Низкую дверь Белян сорвал с петель. Она с треском грохнулась об стену. Позади кричали, но беглец уже не слушал, он рванул вперед, по длинному коридору, туда, где ждала свобода. Он им всем покажет…

…Зорана дёрнули вверх, ставя на ноги. Ильгар рявкнул в лицо колдуну:

- В покойницкую, бегом! Скажи, чтобы заперлись! - и ещё толкнул для скорости, а сам бросился в другую сторону, видимо, к людским.

Выученик Донатоса мчался коридорами, сжимая в руке нож. В голове билась только одна мысль, дарившая хоть какое‑то облегчение: успел сломать оберег, успел подать сигнал тревоги. Гулкое эхо сорвавшегося Дара разошлось по Цитадели, оглушая. Волна Силы пронеслась, встряхнув каждого Осенённого Крепости. Наверху уже вскинулись креффы, уже оружаются. А этот говнюк никуда не денется. Поймают. Главное людей предупредить, чтобы не высовывались, вон, в нём силища какая…

* * *

После дня работы на поварне девушки устали, словно чернавки. С раннего утра до позднего вечера три подружки крутились, как белки в колесе, едва - едва успевали оборачиваться под окрики старшей кухарки. То репы начистить, то лук накрошить, то крупу перебрать, то посуду помыть.

Клёна сызмальства помогала матери, но одно дело на троих - четверых чугунок напарить, а другое - на прорву молодых здоровых парней, которые едят, словно последний раз в жизни.

А Матрела посмеивалась, мол, ничего, обвыкнетесь, девоньки.

На счастье "девонек" тяжелую работу поручали молодшим послушникам - они выносили помои, таскали воду и дрова на истоп. Но и без того работницам хватало дел. Так что к вечеру, употевшие, раскрасневшиеся они только и мечтали, что об отдыхе.

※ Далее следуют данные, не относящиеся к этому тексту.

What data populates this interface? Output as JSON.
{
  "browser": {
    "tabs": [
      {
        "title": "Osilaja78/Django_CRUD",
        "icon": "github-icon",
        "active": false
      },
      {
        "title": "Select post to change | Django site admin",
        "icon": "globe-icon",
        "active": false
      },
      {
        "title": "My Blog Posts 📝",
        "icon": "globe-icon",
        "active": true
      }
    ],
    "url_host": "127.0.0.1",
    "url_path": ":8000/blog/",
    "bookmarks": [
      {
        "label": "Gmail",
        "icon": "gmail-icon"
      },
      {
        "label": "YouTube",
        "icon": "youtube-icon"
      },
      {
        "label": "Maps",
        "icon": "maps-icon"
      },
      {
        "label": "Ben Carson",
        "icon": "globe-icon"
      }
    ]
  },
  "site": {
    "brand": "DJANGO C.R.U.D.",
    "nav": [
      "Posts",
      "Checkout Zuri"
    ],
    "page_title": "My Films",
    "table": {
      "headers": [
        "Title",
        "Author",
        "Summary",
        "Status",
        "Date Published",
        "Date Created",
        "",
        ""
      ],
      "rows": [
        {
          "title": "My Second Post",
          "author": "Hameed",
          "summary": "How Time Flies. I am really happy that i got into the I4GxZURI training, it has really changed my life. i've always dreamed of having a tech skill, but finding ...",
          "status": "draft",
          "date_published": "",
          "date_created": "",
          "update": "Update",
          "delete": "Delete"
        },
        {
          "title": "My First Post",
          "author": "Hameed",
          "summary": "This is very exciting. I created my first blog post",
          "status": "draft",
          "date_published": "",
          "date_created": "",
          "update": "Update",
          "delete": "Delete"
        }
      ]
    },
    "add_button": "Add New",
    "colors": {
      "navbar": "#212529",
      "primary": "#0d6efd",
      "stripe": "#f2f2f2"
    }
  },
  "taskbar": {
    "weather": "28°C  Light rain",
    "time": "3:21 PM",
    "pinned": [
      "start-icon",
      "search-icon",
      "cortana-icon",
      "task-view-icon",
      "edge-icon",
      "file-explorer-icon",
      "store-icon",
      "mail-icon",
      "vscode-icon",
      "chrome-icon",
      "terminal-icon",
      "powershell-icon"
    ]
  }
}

- Уф, аж ноги гудят, - Нелюба опустилась на лавку и убрала с потного лба выбившиеся из косы волоски. - Надо в мыльню сходить, а то, словно в бороне весь день ходила - так упрела.

- Да - а-а… - мечтательно протянула Клёна. - И одежу надо взять, простирать.

Цвета кивнула:

- Давайте за чистым сходим и у входа на нижние ярусы встретимся.

На том и порешили.

В своей коморке Клёна достала из ларя смену одёжи, обтирочную холстину, гребешок и огляделась - не забыла ли чего? В этот миг душу словно кольнуло: надо бы поглядеть рубахи отчима, собрать те, которые пора постирать да посмотреть, не починить ли какую. Они ж на нём горят, как проклятые!

Перебирая Клесховы рубахи, девушка наткнулась на стоящий в углу сундука кувшинец. Наткнулась и оцепенела. Взяла в подрагивающие руки, погладила глиняные бока, словно не сосуд в руках держала, а живое что‑то, родное… Потому что кувшинец был из дома. Дарина обычно снимала в него сливки. Вот и крохотный скол на горлышке - это Эльха стукнул, когда в бадье полоскал.

Клёна смотрела на столь знакомую ей вещь, а та казалась нелепой и неуместной в стенах Цитадели. Вот и всё немудреное наследство, которое осталось от некогда счастливой семьи: шаль старая да этот кувшинчик, на дне которого что‑то плещется.

Девушка сняла заботливо обмотанную тканью крышку и понюхала содержимое сосуда. Пахло травами - терпко и горько. Надо будет спросить у отчима, что там такое, неужто мамино?

А пока она убрала кувшинец обратно и обложила чистыми рубахами. Не разбился бы. И тут же встрепенулась, идти пора! Нелюба с Цветой, поди, заждались.

Спускаясь вниз, Клёна молилась, чтоб не попалась на пути Нурлиса. Впусте. Та выкатилась из какого‑то угла и заскрипела:

- Ты чего тут колобродишь на ночь глядя? Нет бы спать шла, зеленая вся, ажно жилы, вон, сквозь кожу просвечивают. Так нет, ходит…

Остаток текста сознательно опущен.